De vierde afdeling ‘Reizen’ betreft merendeels impressies die Van Wilderode opdoet bij zijn reizen door Zuid-Europa. Het gedicht ‘Sicilia’, over het in de heuvels gelegen Selinunte, leert hem wat het zand daar verborgen houdt: wat de dichter voor zichzelf wil vasthouden in zijn herinnering. Net zoals het landschap rond Selinunte in zichzelf besloten is, zo drijft in de vijver van het Alhambra een nenufaar (=waterlelie) ’traag rond zichzelve’. De bezienswaardige plaatsen bezitten voor hem een mythische dimensie: ‘Het diepe water maakt zich openbaar / tot in het mauve rijk der edelvissen.’ Toch ligt in een ‘helle roos’ de mogelijkheid de ‘duisternissen’ uit te bannen. Van Wilderode weet met ‘une volupté de la couleur’ zijn locaties uit te beelden, zoals in ‘Masarbones’: ‘De nachtlucht is likeur en zwarte vlieren, / onaards geuren de kevers van de zomer.’ Hoezeer de mensen in Pompeï zijn vergeten en verzwegen, er zijn toch nog ‘tekens van hun leven’ te vinden in de kleurrijke fresco’s. Bij al deze bezoeken komt het naast de melancholiek stemmende vergankelijkheid telkens weer de diep gevoelde grondstemming naar boven: ‘ik ben een vreemdeling in deze wereld.’ Dat is wat ‘ik beleefde overzag en vond / in kerken en musea, op terrassen / en toen ik in een Grieks theater stond.’

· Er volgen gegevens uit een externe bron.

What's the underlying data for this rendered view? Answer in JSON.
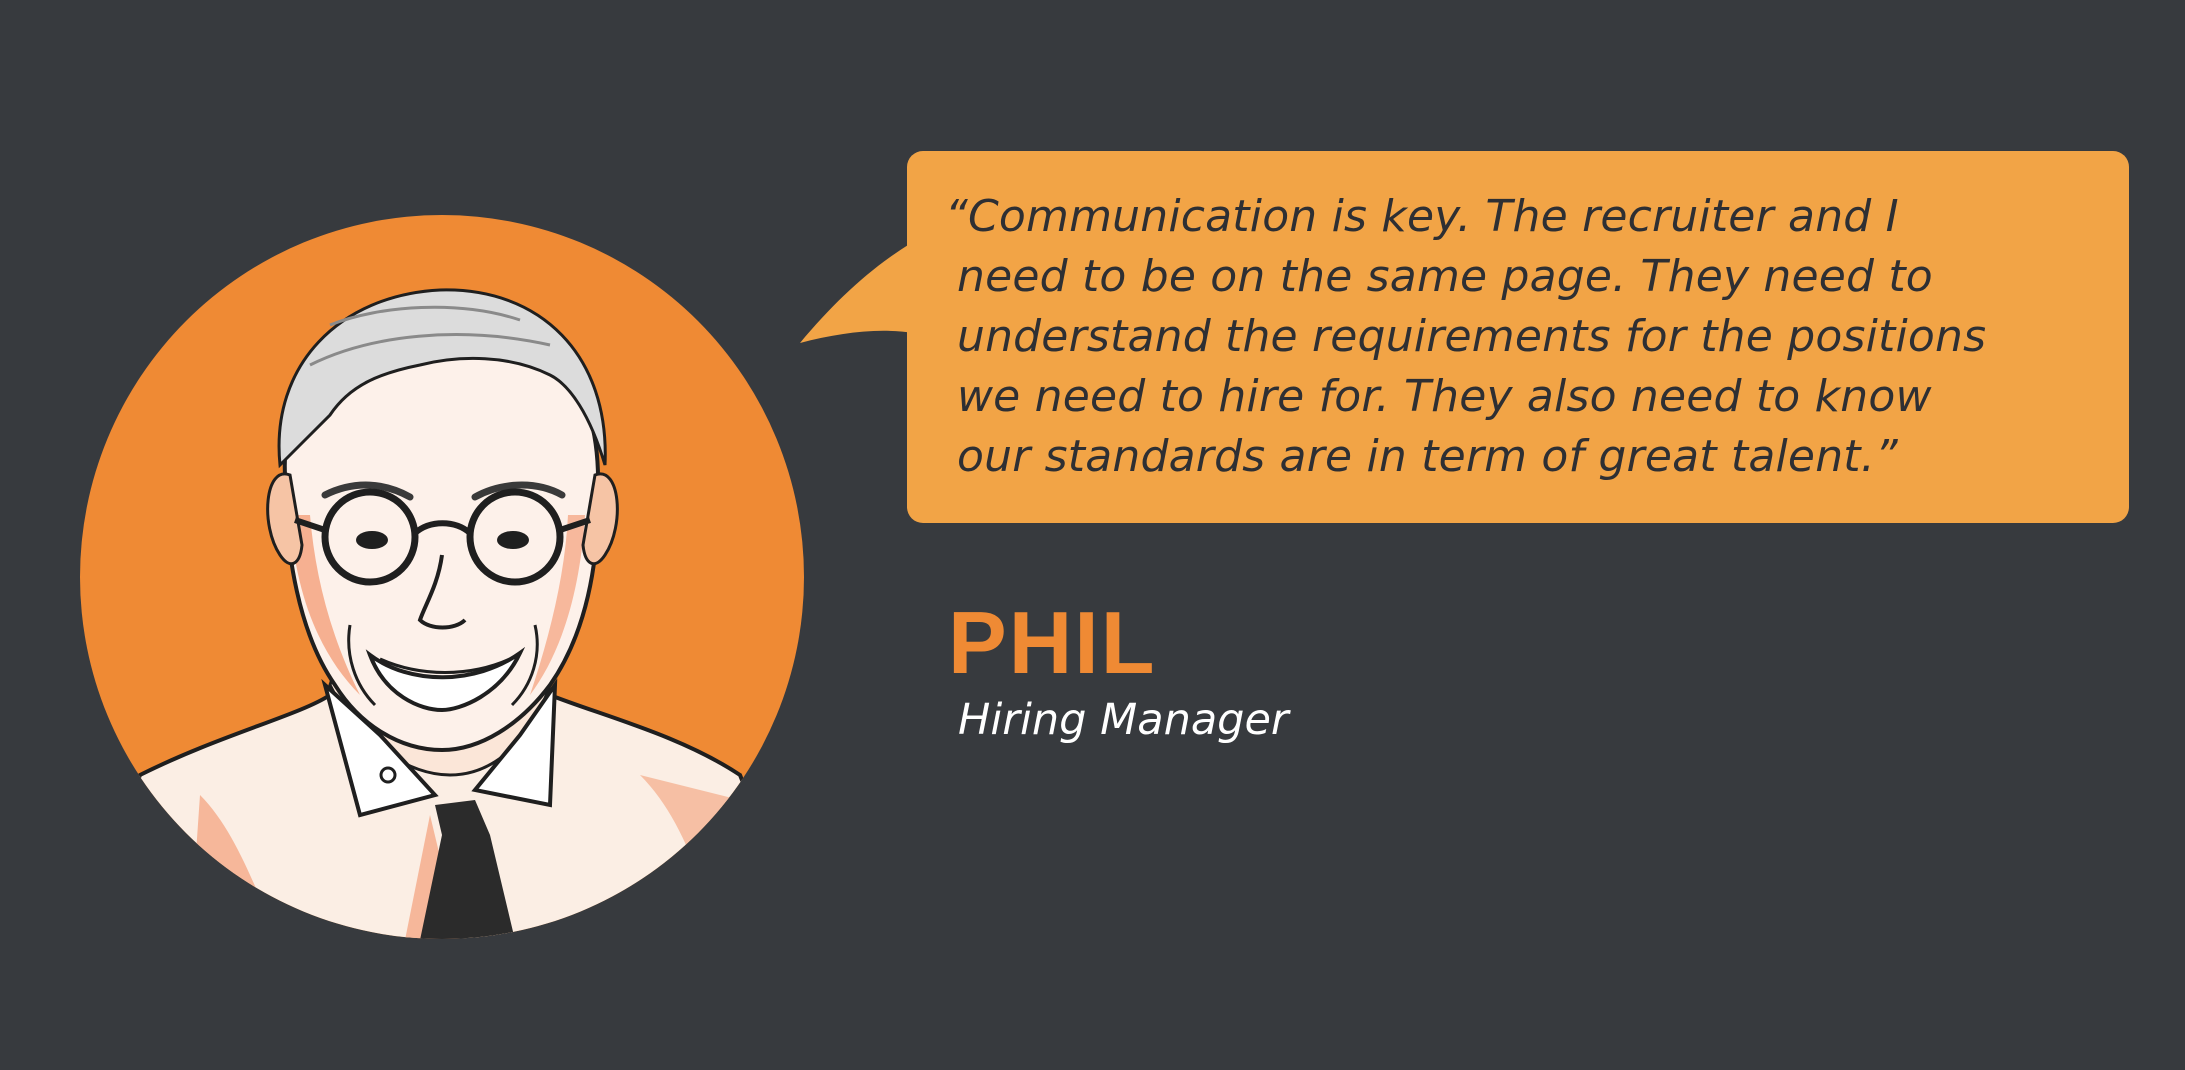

In de vijfde afdeling ‘Lezen’ laat Van Wilderode ons kennismaken met de schrijvers die hem als dichter en vertaler hebben geïnspireerd. De beschrijving van het landschap door Streuvels in De Vlaschaard doet hem ervaren dat ‘gij ’t ander landschap open [werpt] / dat in uw binnenst ongemeten ligt’. De vergankelijkheid van het leven herkent hij in de papavers op Flanders Fields. Ruusbroec heeft voor hem ‘de zeven sloten / van zaligheid met zekerheid geopend.’ Homeros leert hem dat alles van binnen gebeurt, opdat er ‘Een stad […] binnen mij [groeit], bevolkt met dromen.’ Timmermans schonk hem het paradijs, ‘dat hij nooit meer vergat!’ Sappho riep het verlangen in hem wakker iets te scheppen ‘tot sieraad voor haar tijdelijk verblijf / en voortbestaan tussen de tijdelozen.’ Maar bovenal is hij Gezelle dankbaar geweest die hem het besef geeft dat poëzie naast vriendschap ‘onverwelkbaar’ is.

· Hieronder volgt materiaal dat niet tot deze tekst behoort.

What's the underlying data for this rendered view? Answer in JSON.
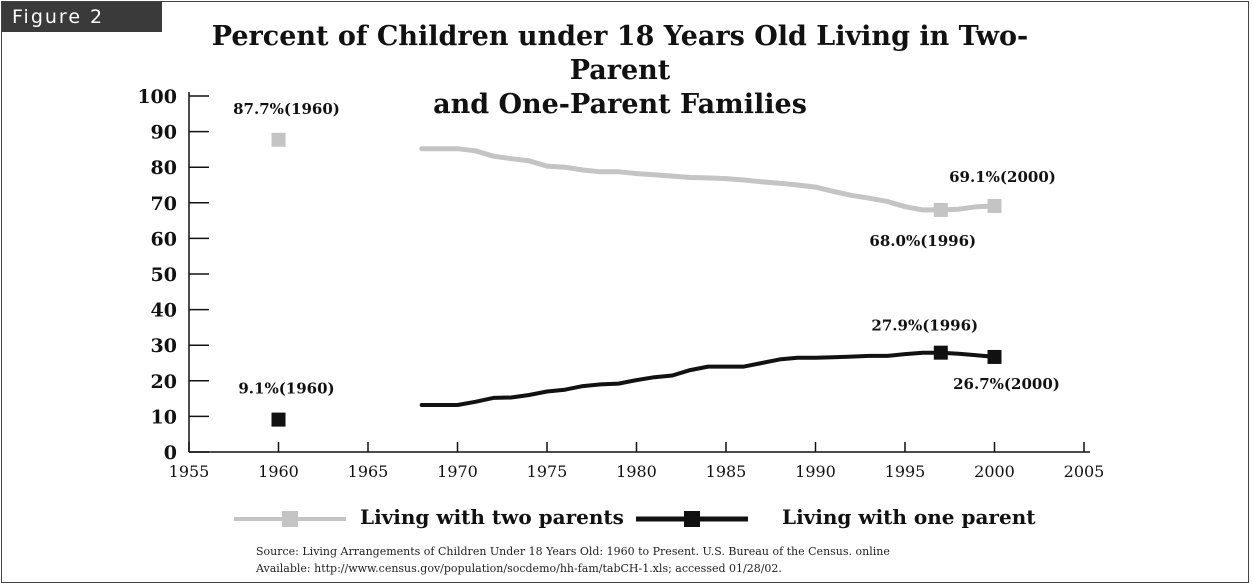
{
  "figure_tag": "Figure 2",
  "title_line1": "Percent of Children under 18 Years Old Living in Two-Parent",
  "title_line2": "and One-Parent Families",
  "legend": {
    "two_parents": "Living with two parents",
    "one_parent": "Living with one parent"
  },
  "source_line1": "Source: Living Arrangements of Children Under 18 Years Old: 1960 to Present. U.S. Bureau of the Census. online",
  "source_line2": "Available: http://www.census.gov/population/socdemo/hh-fam/tabCH-1.xls; accessed 01/28/02.",
  "colors": {
    "two_parents": "#c4c4c4",
    "one_parent": "#111111"
  },
  "chart_data": {
    "type": "line",
    "title": "Percent of Children under 18 Years Old Living in Two-Parent and One-Parent Families",
    "xlim": [
      1955,
      2005
    ],
    "ylim": [
      0,
      100
    ],
    "x_ticks": [
      1955,
      1960,
      1965,
      1970,
      1975,
      1980,
      1985,
      1990,
      1995,
      2000,
      2005
    ],
    "y_ticks": [
      0,
      10,
      20,
      30,
      40,
      50,
      60,
      70,
      80,
      90,
      100
    ],
    "grid": false,
    "legend_position": "bottom",
    "series": [
      {
        "name": "Living with two parents",
        "isolated_point": {
          "x": 1960,
          "y": 87.7
        },
        "x": [
          1968,
          1970,
          1971,
          1972,
          1973,
          1974,
          1975,
          1976,
          1977,
          1978,
          1979,
          1980,
          1981,
          1982,
          1983,
          1984,
          1985,
          1986,
          1987,
          1988,
          1989,
          1990,
          1991,
          1992,
          1993,
          1994,
          1995,
          1996,
          1997,
          1998,
          1999,
          2000
        ],
        "y": [
          85.2,
          85.2,
          84.6,
          83.1,
          82.4,
          81.8,
          80.3,
          80.0,
          79.2,
          78.7,
          78.7,
          78.2,
          77.9,
          77.5,
          77.1,
          77.0,
          76.8,
          76.4,
          75.9,
          75.5,
          75.0,
          74.4,
          73.2,
          72.1,
          71.3,
          70.4,
          68.9,
          68.0,
          68.0,
          68.2,
          68.9,
          69.1
        ],
        "annotations": [
          {
            "x": 1960,
            "y": 87.7,
            "text": "87.7%(1960)"
          },
          {
            "x": 1996,
            "y": 68.0,
            "text": "68.0%(1996)"
          },
          {
            "x": 2000,
            "y": 69.1,
            "text": "69.1%(2000)"
          }
        ]
      },
      {
        "name": "Living with one parent",
        "isolated_point": {
          "x": 1960,
          "y": 9.1
        },
        "x": [
          1968,
          1970,
          1971,
          1972,
          1973,
          1974,
          1975,
          1976,
          1977,
          1978,
          1979,
          1980,
          1981,
          1982,
          1983,
          1984,
          1985,
          1986,
          1987,
          1988,
          1989,
          1990,
          1991,
          1992,
          1993,
          1994,
          1995,
          1996,
          1997,
          1998,
          1999,
          2000
        ],
        "y": [
          13.2,
          13.2,
          14.1,
          15.2,
          15.3,
          16.0,
          17.0,
          17.5,
          18.5,
          19.0,
          19.2,
          20.2,
          21.0,
          21.5,
          23.0,
          24.0,
          24.0,
          24.0,
          25.0,
          26.0,
          26.5,
          26.5,
          26.6,
          26.8,
          27.0,
          27.0,
          27.5,
          27.9,
          27.9,
          27.6,
          27.2,
          26.7
        ],
        "annotations": [
          {
            "x": 1960,
            "y": 9.1,
            "text": "9.1%(1960)"
          },
          {
            "x": 1996,
            "y": 27.9,
            "text": "27.9%(1996)"
          },
          {
            "x": 2000,
            "y": 26.7,
            "text": "26.7%(2000)"
          }
        ]
      }
    ]
  }
}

In de zesde afdeling ‘Verbeelden’ krijgen plaatsen, voorwerpen en personen aandacht die de verbeelding van de dichter hebben geprikkeld. Rubens’ ‘De Kruisafneming’ laat het ‘geweld van de genegenheid’ zien. In de San Vitale te Ravenna raakt de ik ‘verlost uit het besef van tijd’. Aan het echtpaar in de Villa Giulia te Rome leest de ik hun ‘momenten van geluk’ af in ‘een onverliesbaar heil’. De ‘Athena Lemnia’  straalt in haar gelaat ‘stilte’ uit: ‘tussen twee getijden / staakt soms de zee een ogenblik haar strijden.’ Wat een torso kan meegeven aan de toeschouwer, is een ‘glimlachend voortbestaan.’ Kortom, voor de ik is duidelijk dat: ‘De wereld die ik zie bestaat niet echt, / daarom bekijk ik haar slechts averechts!’

In de zevende afdeling ‘Geloven’ leeft bij de ik in zijn gebed de vraag naar het uur van zijn dood. Van Wilderode weidt in deze afdeling gedichten aan momenten uit het geestelijk leven, vaak verbonden aan bijzondere locaties, zoals de San Marco in Firenze waar het bijzondere fresco van Fra Angelico over de Annunciatie in Corridoio  hem inspireert: ‘Het maartgras (…) / (…) / ligt waakzaam opwaaiend neder / na de zachte prent van zijn voet.’ Op deze metaforische wijze laat Van Wilderode een engel zijn gedicht binnentreden, zo zelfs dat de wind bijna zichtbaar lijkt te knielen. Uiteindelijk vraagt hij zich af hoe ‘mezelf [te] verminderen’ in de wetenschap dat als ik verdwijn de wereld blijft voortbestaan. Hij herkent in zich de ‘bevolen en bevlogen sterveling’ die Paulus was.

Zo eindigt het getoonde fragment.